As the year drew to a close, ESA announced that technical difficulties had led to the first Ariane-V/ATV flight being delayed by almost a whole year, to 2007. ESA had also transferred the launch of the European Robotic Arm from the American Shuttle to a Russian Proton launch vehicle. A third ESA announcement gave details of how the organisation had refused the requested $51 million to undertake a joint


Figure 64. Expedition-12 (L to R): Valeri Tokarev and William McArthur pose at the Zvezda mess table with Christmas tree, stockings, and a Russian doll.

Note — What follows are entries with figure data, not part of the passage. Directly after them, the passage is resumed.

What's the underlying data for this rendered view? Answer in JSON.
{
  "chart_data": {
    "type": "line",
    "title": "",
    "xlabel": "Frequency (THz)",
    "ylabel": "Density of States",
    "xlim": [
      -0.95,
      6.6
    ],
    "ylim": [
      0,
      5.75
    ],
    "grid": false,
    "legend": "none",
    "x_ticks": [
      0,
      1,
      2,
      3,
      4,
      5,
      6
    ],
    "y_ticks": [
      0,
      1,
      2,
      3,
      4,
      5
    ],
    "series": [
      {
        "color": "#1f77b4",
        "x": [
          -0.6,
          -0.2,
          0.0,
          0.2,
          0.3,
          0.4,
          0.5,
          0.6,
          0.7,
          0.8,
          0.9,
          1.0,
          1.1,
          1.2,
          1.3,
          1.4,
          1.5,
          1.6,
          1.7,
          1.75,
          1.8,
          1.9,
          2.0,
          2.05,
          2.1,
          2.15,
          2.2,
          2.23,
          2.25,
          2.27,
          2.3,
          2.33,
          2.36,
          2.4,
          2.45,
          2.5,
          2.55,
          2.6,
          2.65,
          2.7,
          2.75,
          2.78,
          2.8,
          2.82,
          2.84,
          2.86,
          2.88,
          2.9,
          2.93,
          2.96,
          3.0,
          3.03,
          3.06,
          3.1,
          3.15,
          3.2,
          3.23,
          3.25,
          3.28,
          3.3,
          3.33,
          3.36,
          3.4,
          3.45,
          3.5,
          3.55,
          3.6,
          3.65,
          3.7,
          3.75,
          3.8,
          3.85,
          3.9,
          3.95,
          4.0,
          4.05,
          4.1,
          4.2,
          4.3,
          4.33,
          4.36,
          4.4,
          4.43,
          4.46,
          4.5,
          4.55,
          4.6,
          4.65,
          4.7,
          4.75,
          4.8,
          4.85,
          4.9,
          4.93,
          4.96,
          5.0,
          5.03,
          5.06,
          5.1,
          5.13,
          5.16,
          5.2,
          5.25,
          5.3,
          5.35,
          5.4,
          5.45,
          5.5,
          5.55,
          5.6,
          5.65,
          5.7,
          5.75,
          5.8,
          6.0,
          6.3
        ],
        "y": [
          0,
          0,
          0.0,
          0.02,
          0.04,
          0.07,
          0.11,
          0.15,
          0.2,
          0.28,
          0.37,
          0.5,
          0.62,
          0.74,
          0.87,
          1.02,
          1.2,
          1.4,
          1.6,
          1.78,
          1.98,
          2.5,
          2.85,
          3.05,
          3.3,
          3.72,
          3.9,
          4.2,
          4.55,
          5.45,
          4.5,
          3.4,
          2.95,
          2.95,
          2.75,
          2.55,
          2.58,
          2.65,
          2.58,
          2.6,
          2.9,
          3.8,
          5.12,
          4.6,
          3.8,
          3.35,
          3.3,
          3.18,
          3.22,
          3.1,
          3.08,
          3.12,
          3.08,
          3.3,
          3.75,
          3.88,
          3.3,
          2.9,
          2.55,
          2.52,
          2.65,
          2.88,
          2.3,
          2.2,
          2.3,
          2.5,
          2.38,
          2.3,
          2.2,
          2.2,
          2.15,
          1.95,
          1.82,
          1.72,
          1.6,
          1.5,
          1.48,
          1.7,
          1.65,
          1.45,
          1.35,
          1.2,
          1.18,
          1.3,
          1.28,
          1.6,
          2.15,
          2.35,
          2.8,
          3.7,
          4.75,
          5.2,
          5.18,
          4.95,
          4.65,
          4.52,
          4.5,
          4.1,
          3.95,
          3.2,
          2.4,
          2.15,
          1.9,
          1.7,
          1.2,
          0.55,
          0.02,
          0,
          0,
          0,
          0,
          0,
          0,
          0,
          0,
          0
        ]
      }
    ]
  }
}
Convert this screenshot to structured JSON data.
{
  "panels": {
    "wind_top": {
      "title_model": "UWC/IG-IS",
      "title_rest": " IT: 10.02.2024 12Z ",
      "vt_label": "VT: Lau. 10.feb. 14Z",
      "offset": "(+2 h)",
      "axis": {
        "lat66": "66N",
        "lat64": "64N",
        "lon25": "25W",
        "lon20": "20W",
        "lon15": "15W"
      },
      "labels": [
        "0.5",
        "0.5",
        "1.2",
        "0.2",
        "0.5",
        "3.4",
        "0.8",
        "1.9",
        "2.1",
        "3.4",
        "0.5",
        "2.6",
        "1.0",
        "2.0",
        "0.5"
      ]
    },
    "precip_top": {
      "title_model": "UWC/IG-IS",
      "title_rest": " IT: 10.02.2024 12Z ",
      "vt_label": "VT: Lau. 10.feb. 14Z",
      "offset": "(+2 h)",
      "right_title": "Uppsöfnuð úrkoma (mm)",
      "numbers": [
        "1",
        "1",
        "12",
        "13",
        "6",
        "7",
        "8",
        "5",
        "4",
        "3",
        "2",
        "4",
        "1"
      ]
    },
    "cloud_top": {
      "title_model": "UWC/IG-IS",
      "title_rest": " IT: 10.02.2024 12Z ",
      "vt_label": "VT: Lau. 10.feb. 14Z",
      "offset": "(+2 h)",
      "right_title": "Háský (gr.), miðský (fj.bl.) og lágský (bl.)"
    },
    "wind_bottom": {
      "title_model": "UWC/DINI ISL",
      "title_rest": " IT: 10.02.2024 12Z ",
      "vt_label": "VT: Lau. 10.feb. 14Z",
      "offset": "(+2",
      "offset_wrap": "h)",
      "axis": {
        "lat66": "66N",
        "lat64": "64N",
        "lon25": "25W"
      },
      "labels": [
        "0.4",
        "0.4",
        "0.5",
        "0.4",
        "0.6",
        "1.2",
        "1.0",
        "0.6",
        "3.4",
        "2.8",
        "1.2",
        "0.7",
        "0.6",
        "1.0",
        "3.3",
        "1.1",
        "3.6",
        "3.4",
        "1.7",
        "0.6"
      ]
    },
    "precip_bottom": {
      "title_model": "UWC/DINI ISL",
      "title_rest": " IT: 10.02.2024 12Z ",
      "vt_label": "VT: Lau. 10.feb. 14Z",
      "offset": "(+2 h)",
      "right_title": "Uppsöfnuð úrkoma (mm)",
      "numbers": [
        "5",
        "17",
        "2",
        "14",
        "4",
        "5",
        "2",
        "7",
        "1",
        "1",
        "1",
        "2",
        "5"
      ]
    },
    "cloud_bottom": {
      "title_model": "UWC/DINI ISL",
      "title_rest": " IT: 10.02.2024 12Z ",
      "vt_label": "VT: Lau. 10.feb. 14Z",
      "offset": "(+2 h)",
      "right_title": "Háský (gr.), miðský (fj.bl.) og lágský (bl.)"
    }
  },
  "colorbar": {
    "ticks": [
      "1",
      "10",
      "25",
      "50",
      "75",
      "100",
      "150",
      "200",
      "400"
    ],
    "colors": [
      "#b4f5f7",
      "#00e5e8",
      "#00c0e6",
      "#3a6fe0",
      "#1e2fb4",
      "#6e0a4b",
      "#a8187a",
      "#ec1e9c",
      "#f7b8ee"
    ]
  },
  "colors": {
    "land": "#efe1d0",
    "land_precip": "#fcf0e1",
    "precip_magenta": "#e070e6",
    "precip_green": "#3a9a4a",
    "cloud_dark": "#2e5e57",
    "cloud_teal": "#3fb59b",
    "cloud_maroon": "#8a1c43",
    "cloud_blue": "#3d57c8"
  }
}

Preparatory Design Study with Roscosmos of Russia’s proposed Kliper spacecraft. The vote went against the proposal because ESA would have no control over the programme and would receive only minor industrial contracts. NASA also had an announcement: with the redirection of the American human spaceflight programme towards the new Project Constellation, the Administration had already begun cancelling some experiment projects designed to be flown to ISS. On the positive side, Congress had approved the purchase of additional access to Russian Soyuz spacecraft, despite the wording of the Iran Non-proliferation Act. The new spacecraft would provide access to ISS and CRV responsibilities for American astronauts through 2012. It was accepted that some of the “taxi” flights would carry spaceflight participants in the third couch. At the same time, Russia agreed to double the production rate of Soyuz spacecraft from 2009, thereby allowing the ISS Expedition crew to be made up to six people, supported by two Soyuz CRVs docked to the station at all times. Seven Soyuz spacecraft would be flown in the period 2008-2011. Eight Progress spacecraft would fly in the same period.